How to Prevent Electrocution When Operating Lifts
U.S. Bureau of Labor Statistics data shows accidents involving personnel lifts led to 339 fatalities during an eight-year period. A breakdown of the equipment showed the highest accident frequency involved boom-supported lifts, at 42 percent. Rates for other types of equipment include: suspended scaffolds, 26 percent; scissors lifts, 19 percent; unapproved lifts, such as platform-rigged forklifts, 7 percent; and crane platforms, 5 percent.
General agreement exists that non-fatal accidents, including serious injuries, are under-reported, and they far exceed fatalities. Often, injured parties include not only operators and above-ground workers, but workers on the ground.
Many injuries and accidents involve high-voltage electrocutions, but one example demonstrates how a seemingly innocent situation on a job site can turn deadly in an instant: Two employees are working from an aerial lift, using an electric drill with a screwdriver attachment to fasten drywall onto metal building studs. Electric power for the drill comes from an extension cord attached to the lift platform guardrail and energized from a temporary receptacle not rated for a ground-fault circuit interrupter.

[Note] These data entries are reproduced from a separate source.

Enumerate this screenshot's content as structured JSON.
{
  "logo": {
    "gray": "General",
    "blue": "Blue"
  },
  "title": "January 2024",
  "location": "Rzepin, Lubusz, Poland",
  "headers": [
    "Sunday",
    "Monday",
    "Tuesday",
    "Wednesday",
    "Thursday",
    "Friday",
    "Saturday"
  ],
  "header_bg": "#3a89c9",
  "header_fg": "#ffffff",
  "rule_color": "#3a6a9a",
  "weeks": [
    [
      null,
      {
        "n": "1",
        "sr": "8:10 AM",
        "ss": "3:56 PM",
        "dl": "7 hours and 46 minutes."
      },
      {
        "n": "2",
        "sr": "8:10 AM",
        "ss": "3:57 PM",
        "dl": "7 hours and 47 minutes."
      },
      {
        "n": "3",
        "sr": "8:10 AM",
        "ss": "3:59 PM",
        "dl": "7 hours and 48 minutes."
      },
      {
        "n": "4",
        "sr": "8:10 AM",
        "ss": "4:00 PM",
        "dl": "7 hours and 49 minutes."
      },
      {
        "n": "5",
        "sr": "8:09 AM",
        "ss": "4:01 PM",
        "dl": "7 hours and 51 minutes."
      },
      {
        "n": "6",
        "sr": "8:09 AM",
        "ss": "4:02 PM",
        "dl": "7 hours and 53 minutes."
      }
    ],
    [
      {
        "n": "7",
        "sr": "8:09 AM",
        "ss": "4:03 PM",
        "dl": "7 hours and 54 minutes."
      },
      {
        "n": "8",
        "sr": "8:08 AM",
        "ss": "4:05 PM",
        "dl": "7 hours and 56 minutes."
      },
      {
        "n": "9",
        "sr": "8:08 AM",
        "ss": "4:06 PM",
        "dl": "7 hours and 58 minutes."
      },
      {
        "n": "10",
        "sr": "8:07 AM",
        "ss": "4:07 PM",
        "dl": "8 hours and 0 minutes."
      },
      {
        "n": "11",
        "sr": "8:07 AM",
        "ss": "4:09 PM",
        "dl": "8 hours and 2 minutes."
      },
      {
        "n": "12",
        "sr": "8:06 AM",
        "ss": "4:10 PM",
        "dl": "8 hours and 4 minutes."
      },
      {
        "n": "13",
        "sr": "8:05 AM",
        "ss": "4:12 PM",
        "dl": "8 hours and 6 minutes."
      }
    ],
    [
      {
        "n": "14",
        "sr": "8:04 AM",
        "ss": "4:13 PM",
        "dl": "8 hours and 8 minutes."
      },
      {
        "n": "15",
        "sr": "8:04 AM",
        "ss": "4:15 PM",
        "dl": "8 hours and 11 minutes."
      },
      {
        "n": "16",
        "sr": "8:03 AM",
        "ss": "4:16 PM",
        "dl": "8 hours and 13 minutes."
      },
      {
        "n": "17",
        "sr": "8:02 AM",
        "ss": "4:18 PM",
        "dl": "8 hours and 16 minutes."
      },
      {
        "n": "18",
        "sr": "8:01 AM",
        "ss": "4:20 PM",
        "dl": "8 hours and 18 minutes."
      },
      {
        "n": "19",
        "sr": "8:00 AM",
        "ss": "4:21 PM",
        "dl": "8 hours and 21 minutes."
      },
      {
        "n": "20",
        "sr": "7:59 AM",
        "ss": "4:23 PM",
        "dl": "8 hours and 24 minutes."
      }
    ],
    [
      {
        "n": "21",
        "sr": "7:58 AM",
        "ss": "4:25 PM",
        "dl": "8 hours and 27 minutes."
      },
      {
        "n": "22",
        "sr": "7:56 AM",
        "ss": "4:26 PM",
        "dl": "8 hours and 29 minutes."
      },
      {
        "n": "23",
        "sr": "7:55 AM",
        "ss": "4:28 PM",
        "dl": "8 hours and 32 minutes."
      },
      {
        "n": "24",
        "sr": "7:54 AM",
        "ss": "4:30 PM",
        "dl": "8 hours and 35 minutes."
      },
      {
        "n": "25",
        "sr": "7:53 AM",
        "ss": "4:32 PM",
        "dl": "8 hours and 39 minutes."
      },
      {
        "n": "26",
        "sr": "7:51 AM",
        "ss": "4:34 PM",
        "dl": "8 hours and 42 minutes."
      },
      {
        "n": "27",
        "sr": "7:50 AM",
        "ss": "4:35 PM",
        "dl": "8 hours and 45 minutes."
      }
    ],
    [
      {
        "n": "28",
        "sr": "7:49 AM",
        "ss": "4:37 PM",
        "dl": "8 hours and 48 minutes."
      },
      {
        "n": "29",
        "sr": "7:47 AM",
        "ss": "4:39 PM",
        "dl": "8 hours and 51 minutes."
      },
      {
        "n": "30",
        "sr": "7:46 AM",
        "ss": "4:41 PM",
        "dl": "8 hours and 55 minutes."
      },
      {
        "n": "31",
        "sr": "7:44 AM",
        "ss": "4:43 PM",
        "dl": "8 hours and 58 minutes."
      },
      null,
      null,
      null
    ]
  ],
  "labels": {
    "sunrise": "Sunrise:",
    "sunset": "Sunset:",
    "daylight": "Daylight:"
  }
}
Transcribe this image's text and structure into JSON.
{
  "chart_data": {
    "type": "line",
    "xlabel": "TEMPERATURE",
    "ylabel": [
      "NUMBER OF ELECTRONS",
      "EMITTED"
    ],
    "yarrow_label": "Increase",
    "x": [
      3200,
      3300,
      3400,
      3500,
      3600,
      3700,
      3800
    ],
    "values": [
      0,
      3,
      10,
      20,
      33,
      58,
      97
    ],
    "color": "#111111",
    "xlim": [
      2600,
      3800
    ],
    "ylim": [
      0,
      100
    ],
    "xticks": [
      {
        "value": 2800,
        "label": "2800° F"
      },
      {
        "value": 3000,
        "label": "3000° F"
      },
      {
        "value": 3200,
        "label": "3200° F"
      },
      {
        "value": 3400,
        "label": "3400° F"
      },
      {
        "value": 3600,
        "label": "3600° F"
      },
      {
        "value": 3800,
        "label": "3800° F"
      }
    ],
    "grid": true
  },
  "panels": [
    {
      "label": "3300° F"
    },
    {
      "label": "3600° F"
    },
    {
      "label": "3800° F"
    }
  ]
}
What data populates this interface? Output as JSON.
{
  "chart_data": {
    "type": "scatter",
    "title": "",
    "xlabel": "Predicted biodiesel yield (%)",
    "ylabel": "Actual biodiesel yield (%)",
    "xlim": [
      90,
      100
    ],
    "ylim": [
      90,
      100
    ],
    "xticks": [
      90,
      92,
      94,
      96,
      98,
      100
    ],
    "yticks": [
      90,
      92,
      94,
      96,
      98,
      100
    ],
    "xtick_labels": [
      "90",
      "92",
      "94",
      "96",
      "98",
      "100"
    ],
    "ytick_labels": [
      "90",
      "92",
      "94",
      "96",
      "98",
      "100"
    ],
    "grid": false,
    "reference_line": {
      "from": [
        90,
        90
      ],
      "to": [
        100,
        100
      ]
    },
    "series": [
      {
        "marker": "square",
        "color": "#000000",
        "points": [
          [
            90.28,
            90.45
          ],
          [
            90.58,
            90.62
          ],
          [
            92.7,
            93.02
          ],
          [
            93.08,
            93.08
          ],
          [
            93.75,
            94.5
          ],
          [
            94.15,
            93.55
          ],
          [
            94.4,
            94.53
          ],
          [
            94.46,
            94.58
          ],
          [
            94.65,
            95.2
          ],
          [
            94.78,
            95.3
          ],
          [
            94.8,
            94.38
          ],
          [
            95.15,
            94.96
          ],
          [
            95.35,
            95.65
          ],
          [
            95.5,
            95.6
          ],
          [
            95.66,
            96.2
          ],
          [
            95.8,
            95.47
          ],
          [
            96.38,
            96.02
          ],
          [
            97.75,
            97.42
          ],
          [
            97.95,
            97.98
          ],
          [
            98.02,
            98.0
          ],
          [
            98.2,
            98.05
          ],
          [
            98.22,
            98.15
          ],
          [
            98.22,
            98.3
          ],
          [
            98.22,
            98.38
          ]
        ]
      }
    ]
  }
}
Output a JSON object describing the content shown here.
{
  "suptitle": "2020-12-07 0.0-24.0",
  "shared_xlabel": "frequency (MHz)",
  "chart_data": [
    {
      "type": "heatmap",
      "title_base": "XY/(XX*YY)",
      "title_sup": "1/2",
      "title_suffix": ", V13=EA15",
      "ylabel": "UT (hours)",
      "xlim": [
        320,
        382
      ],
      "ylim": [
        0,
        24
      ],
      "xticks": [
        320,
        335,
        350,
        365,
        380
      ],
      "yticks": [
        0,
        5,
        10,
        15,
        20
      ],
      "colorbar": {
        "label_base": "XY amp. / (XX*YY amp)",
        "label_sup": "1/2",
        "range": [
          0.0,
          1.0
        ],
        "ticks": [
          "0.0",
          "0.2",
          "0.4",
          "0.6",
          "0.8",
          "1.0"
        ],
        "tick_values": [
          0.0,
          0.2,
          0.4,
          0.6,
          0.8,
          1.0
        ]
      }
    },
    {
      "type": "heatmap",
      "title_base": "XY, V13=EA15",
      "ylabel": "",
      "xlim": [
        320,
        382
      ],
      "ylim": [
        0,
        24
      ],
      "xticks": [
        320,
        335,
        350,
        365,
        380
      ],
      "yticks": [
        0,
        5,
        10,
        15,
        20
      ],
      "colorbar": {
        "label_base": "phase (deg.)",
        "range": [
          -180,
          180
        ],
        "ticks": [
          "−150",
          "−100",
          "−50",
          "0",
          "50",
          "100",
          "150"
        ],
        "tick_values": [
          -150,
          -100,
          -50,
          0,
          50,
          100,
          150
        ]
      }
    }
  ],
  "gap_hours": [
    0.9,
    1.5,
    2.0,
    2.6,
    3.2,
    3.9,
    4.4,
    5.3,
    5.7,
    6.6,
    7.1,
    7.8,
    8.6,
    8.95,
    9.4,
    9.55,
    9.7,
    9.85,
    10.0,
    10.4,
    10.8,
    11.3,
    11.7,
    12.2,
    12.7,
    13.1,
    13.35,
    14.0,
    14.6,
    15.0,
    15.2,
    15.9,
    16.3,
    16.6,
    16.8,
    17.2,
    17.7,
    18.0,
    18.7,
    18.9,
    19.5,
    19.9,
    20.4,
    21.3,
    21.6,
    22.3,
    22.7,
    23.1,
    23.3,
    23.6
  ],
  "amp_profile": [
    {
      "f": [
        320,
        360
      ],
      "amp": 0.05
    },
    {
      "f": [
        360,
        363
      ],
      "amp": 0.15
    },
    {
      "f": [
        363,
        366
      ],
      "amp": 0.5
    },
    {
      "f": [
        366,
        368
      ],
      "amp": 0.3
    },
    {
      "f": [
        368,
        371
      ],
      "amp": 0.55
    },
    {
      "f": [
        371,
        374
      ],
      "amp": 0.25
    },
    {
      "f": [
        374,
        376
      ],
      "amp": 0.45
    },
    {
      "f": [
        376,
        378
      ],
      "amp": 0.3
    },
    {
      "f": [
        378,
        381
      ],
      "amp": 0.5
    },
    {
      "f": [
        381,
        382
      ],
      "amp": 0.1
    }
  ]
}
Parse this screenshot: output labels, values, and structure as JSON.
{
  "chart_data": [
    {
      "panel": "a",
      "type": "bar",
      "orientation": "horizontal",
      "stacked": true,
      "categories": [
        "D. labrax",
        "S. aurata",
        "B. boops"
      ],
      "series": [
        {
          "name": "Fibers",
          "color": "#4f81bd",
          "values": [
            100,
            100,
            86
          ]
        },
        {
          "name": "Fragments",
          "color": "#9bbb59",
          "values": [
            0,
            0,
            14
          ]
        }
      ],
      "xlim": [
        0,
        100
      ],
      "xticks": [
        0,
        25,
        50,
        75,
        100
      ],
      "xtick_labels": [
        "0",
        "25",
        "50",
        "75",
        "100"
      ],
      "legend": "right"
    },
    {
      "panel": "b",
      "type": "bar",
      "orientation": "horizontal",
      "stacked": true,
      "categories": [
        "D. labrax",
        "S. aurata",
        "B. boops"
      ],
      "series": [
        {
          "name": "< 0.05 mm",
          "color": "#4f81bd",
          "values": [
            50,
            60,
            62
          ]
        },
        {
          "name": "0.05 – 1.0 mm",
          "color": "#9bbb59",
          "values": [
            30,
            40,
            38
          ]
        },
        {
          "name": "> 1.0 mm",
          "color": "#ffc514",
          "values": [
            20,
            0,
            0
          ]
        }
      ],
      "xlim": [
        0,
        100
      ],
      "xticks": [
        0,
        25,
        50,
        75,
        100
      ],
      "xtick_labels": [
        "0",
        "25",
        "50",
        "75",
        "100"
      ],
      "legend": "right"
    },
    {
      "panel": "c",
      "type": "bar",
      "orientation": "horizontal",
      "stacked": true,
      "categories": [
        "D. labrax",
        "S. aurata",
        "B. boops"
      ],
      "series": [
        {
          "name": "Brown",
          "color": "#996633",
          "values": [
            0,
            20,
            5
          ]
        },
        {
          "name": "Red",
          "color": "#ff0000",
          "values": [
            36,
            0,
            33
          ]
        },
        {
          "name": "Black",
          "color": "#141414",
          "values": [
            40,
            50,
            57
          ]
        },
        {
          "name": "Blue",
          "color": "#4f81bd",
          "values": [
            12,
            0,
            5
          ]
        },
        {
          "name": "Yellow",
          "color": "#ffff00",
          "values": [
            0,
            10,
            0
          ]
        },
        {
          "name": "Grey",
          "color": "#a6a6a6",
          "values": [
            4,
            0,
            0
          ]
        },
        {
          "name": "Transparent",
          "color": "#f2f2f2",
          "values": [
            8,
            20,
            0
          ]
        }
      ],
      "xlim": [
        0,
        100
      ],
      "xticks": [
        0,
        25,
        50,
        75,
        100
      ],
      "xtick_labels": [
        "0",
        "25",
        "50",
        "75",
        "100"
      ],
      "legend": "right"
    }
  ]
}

While repositioning on the work site, the aerial lift runs over the extension cord, stretching it and severing the insulation by contacting the lift’s metal frame. An employee in the platform, unaware he is completing the electrical circuit, touches a metal building stud while leaning against the lift platform guardrail and is electrocuted.
No matter the situation or the task involved, managers and operators need to be especially watchful when new or temporary workers are near or on personnel lifts. These individuals might not have a great deal of experience around work sites in general and lifts in particular. So they need additional training with each new assignment, as well as close supervision while performing the work.
The right answers to several questions are important for ensuring their safety: Are they aware of their surroundings? Do they make eye contact with the driver while passing near moving equipment, especially when the unit is backing up? Do they always wear PPE?